CAMEo is an interdisciplinary research institute that focuses on the dynamic relations between culture, media and economy. We study how these relations are played out in the contexts of the cultural and creative industries, media and the arts. We use the term ‘cultural and media economies’ inclusively, to capture the whole range of productive dynamics that characterise these various industries and activities.
We understand ‘culture’ in a broad sense, encompassing the arts and established media, such as film, television and music, but also emerging cultural spaces like social media and computer gaming. Our interests also include what some would consider peripheral cultural industries, such as fashion, food and drink: industries that depend on, and reproduce both economic and cultural relations, material commodities and signification.

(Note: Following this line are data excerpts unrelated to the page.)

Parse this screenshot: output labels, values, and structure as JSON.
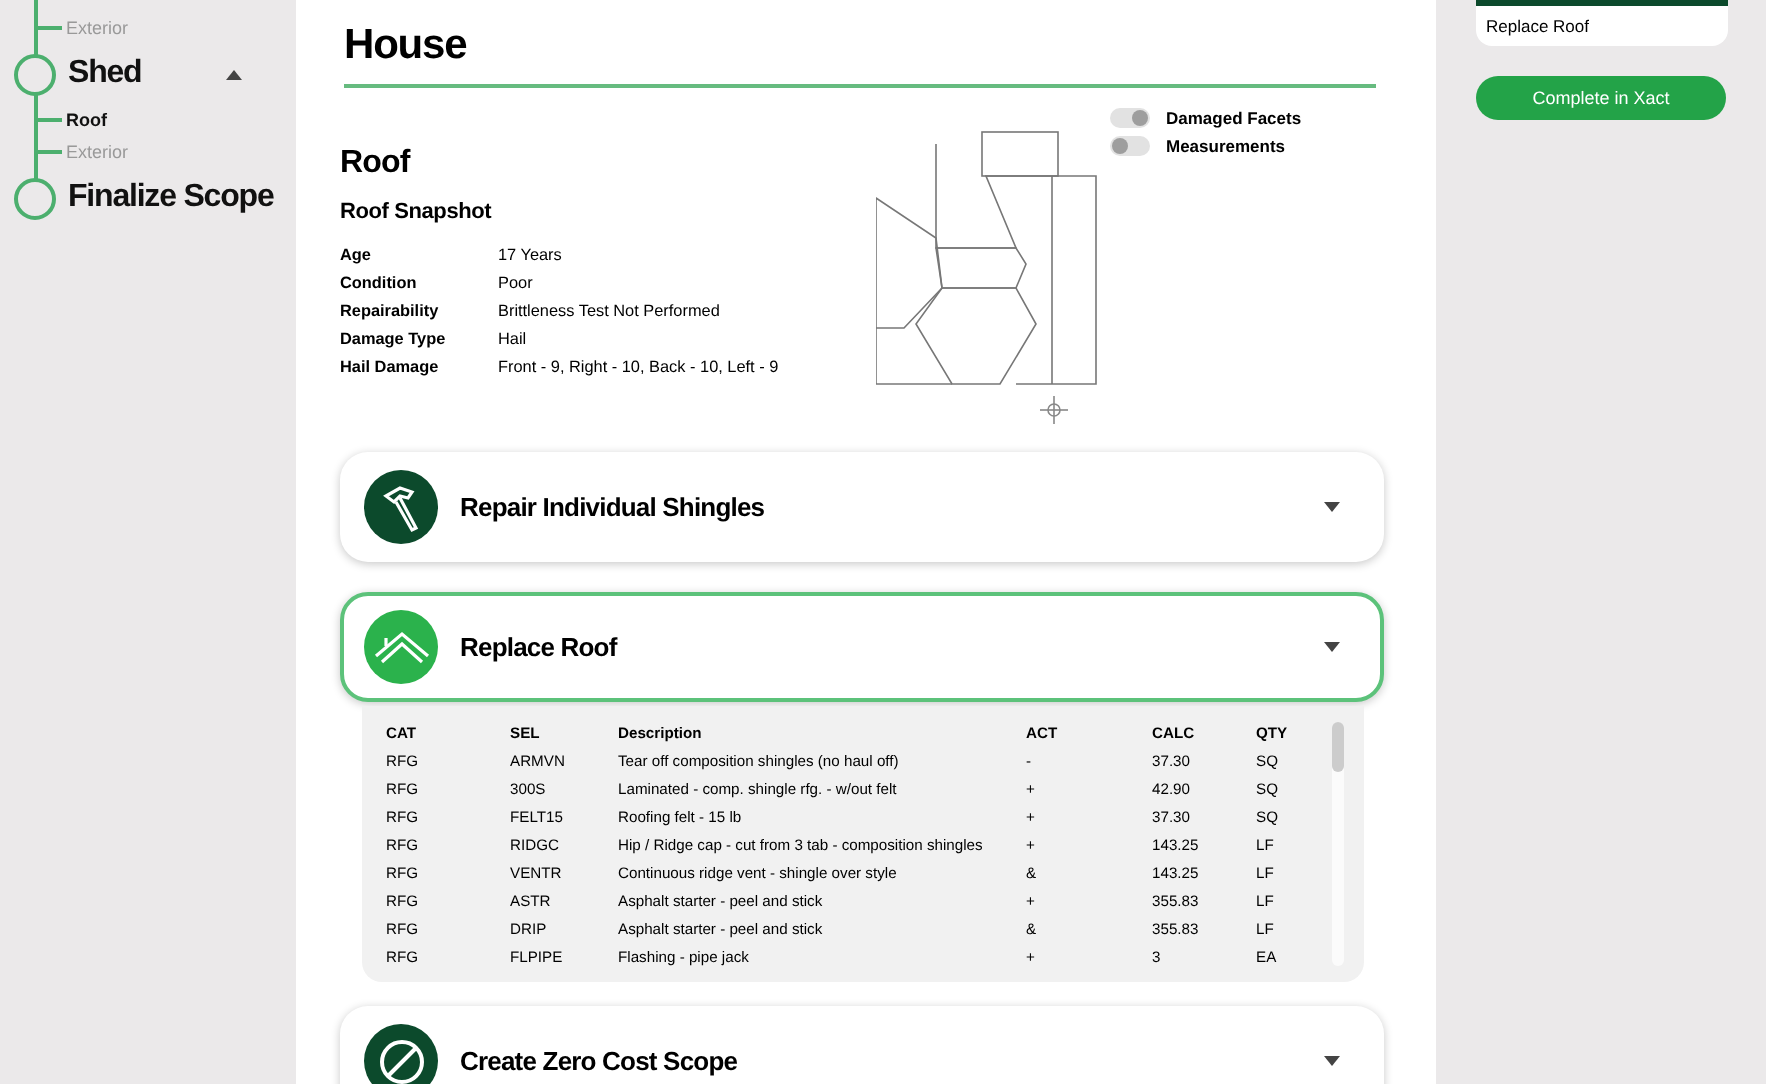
{
  "sidebar": {
    "items": [
      {
        "label": "Exterior",
        "kind": "sub",
        "selected": false
      },
      {
        "label": "Shed",
        "kind": "section",
        "expanded": true
      },
      {
        "label": "Roof",
        "kind": "sub",
        "selected": true
      },
      {
        "label": "Exterior",
        "kind": "sub",
        "selected": false
      },
      {
        "label": "Finalize Scope",
        "kind": "section"
      }
    ]
  },
  "main": {
    "title": "House",
    "toggles": [
      {
        "label": "Damaged Facets",
        "on": true
      },
      {
        "label": "Measurements",
        "on": false
      }
    ],
    "section_title": "Roof",
    "snapshot_title": "Roof Snapshot",
    "snapshot": [
      {
        "label": "Age",
        "value": "17 Years"
      },
      {
        "label": "Condition",
        "value": "Poor"
      },
      {
        "label": "Repairability",
        "value": "Brittleness Test Not Performed"
      },
      {
        "label": "Damage Type",
        "value": "Hail"
      },
      {
        "label": "Hail Damage",
        "value": "Front - 9, Right - 10, Back - 10, Left - 9"
      }
    ],
    "options": [
      {
        "title": "Repair Individual Shingles",
        "kind": "hammer",
        "selected": false
      },
      {
        "title": "Replace Roof",
        "kind": "roof",
        "selected": true,
        "expanded": true,
        "table": {
          "columns": [
            "CAT",
            "SEL",
            "Description",
            "ACT",
            "CALC",
            "QTY"
          ],
          "rows": [
            [
              "RFG",
              "ARMVN",
              "Tear off composition shingles (no haul off)",
              "-",
              "37.30",
              "SQ"
            ],
            [
              "RFG",
              "300S",
              "Laminated - comp. shingle rfg. - w/out felt",
              "+",
              "42.90",
              "SQ"
            ],
            [
              "RFG",
              "FELT15",
              "Roofing felt - 15 lb",
              "+",
              "37.30",
              "SQ"
            ],
            [
              "RFG",
              "RIDGC",
              "Hip / Ridge cap - cut from 3 tab - composition shingles",
              "+",
              "143.25",
              "LF"
            ],
            [
              "RFG",
              "VENTR",
              "Continuous ridge vent - shingle over style",
              "&",
              "143.25",
              "LF"
            ],
            [
              "RFG",
              "ASTR",
              "Asphalt starter - peel and stick",
              "+",
              "355.83",
              "LF"
            ],
            [
              "RFG",
              "DRIP",
              "Asphalt starter - peel and stick",
              "&",
              "355.83",
              "LF"
            ],
            [
              "RFG",
              "FLPIPE",
              "Flashing - pipe jack",
              "+",
              "3",
              "EA"
            ]
          ]
        }
      },
      {
        "title": "Create Zero Cost Scope",
        "kind": "zero",
        "selected": false
      }
    ]
  },
  "right_panel": {
    "selected_option": "Replace Roof",
    "button": "Complete in Xact"
  }
}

We understand ‘economy’ in a similarly broad sense. ‘Economy’ draws attention to the material, political, financial and regulatory contexts and outcomes of cultural production but also to the hierarchical processes of valuation and ordering that take place within cultural policy, production and consumption: processes that value some forms of culture as intrinsic goods, as ‘high’ or ‘low’, or mark out social classes through their cultural knowledge and practice.

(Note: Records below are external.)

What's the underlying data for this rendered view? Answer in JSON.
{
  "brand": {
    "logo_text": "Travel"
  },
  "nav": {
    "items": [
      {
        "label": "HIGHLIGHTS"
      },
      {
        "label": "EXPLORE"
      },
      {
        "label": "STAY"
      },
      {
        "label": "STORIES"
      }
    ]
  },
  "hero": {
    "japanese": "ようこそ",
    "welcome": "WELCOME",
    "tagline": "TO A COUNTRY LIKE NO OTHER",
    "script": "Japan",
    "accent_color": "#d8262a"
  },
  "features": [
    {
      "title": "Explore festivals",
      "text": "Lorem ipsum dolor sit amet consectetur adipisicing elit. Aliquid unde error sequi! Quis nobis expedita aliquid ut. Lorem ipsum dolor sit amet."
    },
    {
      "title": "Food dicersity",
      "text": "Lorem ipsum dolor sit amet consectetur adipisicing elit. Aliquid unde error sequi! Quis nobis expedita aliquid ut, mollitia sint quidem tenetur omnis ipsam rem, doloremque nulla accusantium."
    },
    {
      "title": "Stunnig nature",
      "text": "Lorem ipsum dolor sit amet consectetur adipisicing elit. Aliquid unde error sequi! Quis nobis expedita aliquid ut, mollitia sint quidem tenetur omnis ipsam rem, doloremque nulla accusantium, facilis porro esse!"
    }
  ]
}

Our third concern is with ‘media’: the materials and processes of mediation, from the screens that mediate forms of everyday communication and cultural consumption, to the processes through which cultural capital can mediate careers. Here we are particularly interested in the ways that the economics of specific media influence the cultural content of their outputs.

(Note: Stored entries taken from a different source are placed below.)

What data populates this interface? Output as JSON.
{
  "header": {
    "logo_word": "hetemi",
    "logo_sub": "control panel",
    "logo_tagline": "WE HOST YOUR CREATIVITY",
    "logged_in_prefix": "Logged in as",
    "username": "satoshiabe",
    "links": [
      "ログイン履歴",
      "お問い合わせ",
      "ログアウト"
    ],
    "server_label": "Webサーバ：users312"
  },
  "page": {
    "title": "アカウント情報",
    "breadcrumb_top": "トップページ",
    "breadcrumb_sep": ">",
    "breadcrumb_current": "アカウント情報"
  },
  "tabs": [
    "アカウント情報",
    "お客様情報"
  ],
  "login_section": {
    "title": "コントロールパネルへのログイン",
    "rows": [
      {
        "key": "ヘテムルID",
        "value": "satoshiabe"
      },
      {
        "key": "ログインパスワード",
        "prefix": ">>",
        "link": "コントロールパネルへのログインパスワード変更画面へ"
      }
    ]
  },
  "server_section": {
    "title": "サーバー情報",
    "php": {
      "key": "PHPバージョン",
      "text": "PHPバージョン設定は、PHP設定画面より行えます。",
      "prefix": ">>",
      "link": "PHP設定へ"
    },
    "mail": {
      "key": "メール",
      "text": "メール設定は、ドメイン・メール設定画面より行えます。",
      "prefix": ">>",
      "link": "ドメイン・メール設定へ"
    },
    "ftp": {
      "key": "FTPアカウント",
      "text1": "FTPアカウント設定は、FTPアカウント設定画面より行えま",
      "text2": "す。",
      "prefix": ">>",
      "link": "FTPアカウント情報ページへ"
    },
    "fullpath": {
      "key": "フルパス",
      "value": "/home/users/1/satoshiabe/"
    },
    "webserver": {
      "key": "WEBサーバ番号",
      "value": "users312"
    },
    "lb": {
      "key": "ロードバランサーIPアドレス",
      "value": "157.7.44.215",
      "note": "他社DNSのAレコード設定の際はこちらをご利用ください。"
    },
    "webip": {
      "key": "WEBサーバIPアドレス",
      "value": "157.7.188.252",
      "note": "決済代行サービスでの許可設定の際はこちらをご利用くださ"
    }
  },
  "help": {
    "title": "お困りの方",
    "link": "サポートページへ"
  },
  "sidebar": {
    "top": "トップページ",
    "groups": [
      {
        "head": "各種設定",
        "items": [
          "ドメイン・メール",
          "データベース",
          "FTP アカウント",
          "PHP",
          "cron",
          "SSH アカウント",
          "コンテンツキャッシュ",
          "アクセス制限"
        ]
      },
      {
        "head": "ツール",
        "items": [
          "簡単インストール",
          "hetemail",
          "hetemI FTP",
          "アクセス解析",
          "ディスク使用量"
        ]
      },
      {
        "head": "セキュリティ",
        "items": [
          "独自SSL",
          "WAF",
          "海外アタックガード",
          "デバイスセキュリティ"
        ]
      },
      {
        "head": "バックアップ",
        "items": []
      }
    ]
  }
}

These understandings combine into the following assumptions about cultural and media economies:
- Cultural and media economies involve both provisioning and meaning; they generate, distribute and accumulate different kinds of goods, incomes, and resources, as well as provide contexts for human identity, difference, community and division.
- There are tensions between the ‘economic’ values of instrumentality, measure and calculation and the ‘cultural’ values of aesthetics, ethics and politics. These tensions might appear hostile or antagonistic but can also be enabling and productive.
- Cultural and media economies are sites of contestation and competition for wealth, power, prestige and opportunity. While this competition can aid social mobility, it can also reinforce established social divisions and even generate new inequalities.
- Cultural and media economies exhibit distinctive materialities and textures; they create and circulate objects that help mediate new social relations of cultural production and consumption.
- While cultural and media economies are material, they are also mediated, represented and imaginatively-made; rendering them both objective and subjectively-constructed through discourse, ideology and fantasy.
- Cultural and media economies are affective and emotional as much as they are rationally conceived and consciously planned. Their effects are embodied and felt as well as calculated and abstracted into signs and symbols.
We invite anyone interested in the cultural and media economies to join the conversation about these assumptions and to discuss, challenge and develop our understanding of these vital parts of our societies.